Estava no meu estúdio, gravando frases desconexas para um trabalho — frases longas, com emoções bem definidas — e, de repente, veio essa sensação.
Ali, em frente ao microfone, sozinha, tive um insight que me levou de volta no tempo. Era 2006, na Escola de Arte Dramática, sob direção da Silvana Garcia, trabalhando com textos de David Barthelme.
Naquele processo, havia algo muito parecido com o que senti agora: a linguagem não linear, o nonsense, e a humanidade sendo expressa através de sons desconexos e emoções precisas. Era o corpo e a emoção, que davam sentido ao texto. Tudo cabia na boca — mesmo sem sentido.
E agora me vejo repetindo uma lógica parecida… só que, desta vez, para treinar máquinas.

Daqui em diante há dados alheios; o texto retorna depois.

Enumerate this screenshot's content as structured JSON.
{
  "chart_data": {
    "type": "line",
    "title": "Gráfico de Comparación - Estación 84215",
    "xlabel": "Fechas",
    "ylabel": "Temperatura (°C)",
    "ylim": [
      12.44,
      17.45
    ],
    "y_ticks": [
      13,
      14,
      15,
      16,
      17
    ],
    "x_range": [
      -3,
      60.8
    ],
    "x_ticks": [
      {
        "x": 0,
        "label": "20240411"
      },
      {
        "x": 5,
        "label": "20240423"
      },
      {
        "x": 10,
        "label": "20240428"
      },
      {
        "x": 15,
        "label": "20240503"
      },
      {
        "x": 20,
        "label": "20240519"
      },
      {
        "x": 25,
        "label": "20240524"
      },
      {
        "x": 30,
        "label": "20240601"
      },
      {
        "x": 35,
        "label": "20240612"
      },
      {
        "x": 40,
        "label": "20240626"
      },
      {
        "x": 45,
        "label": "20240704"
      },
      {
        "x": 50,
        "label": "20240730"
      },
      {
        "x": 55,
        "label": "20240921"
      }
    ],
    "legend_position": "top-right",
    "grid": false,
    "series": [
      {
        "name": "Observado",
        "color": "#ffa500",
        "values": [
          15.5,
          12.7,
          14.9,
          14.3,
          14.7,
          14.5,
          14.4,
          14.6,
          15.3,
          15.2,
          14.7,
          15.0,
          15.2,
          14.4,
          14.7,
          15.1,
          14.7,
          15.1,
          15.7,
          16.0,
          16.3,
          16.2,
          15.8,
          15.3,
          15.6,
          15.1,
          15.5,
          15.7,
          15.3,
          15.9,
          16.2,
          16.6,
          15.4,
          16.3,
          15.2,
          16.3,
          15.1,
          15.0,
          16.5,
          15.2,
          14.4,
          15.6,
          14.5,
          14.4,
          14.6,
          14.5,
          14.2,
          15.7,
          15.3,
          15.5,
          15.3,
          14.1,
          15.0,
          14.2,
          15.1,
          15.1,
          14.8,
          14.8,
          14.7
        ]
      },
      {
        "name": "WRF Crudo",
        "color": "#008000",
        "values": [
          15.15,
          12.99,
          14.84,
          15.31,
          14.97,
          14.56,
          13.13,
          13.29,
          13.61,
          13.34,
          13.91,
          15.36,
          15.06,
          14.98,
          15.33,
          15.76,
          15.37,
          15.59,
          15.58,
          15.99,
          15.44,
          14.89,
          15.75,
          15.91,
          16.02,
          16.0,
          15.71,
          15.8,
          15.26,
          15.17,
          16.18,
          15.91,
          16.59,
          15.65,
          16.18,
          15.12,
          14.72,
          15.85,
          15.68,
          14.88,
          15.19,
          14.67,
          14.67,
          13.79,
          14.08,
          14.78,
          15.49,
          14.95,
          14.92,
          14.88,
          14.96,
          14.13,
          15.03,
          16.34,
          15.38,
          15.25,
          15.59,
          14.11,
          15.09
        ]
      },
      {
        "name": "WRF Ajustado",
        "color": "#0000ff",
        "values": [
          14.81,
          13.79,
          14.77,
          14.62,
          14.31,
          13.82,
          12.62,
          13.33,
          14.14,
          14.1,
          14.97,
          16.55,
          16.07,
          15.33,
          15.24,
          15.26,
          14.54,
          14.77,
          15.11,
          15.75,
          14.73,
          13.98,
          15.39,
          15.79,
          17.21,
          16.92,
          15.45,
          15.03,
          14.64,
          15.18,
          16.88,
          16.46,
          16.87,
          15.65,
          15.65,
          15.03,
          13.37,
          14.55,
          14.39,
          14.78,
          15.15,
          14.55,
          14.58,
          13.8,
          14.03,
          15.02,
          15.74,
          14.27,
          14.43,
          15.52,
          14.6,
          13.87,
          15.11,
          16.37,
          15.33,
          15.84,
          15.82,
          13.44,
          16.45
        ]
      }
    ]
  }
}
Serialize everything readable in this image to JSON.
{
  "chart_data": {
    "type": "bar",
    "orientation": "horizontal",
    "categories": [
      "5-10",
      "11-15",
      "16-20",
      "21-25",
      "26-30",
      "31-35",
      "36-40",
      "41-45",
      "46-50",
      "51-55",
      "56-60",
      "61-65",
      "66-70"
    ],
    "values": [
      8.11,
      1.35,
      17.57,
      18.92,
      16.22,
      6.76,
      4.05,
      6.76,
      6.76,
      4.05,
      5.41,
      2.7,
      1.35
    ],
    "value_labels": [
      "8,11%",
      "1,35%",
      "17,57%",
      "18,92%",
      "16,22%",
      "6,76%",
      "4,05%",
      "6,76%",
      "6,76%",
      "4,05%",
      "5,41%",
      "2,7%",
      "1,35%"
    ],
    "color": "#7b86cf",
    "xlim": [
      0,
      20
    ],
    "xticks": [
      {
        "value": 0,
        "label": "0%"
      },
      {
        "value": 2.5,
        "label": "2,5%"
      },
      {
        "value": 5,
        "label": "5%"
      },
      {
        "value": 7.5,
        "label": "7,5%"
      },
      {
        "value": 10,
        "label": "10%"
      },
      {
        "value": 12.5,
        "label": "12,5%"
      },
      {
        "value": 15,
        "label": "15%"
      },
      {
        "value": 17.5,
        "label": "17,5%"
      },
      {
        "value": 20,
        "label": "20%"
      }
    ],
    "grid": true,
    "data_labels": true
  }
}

Respondo a direções: “por favor leia essa frase como se estivesse se desculpando, agora como se estivesse muito grata, agora com raiva, com culpa, com tristeza, com alegria…
Não deixa de ser curioso: a inteligência artificial precisa do humano para aprender até o que escapa ao humano — o não sentido, o ruído, o intervalo. Talvez porque é justamente aí que a gente exista de verdade.
E é nesse entre — nesse espaço suspenso — que a voz me atravessa: entre o que expressa o humano de verdade e o que apenas tenta soar humano.
Será que um dia a IA vai sentir… ou apenas aprender a imitar o sentir?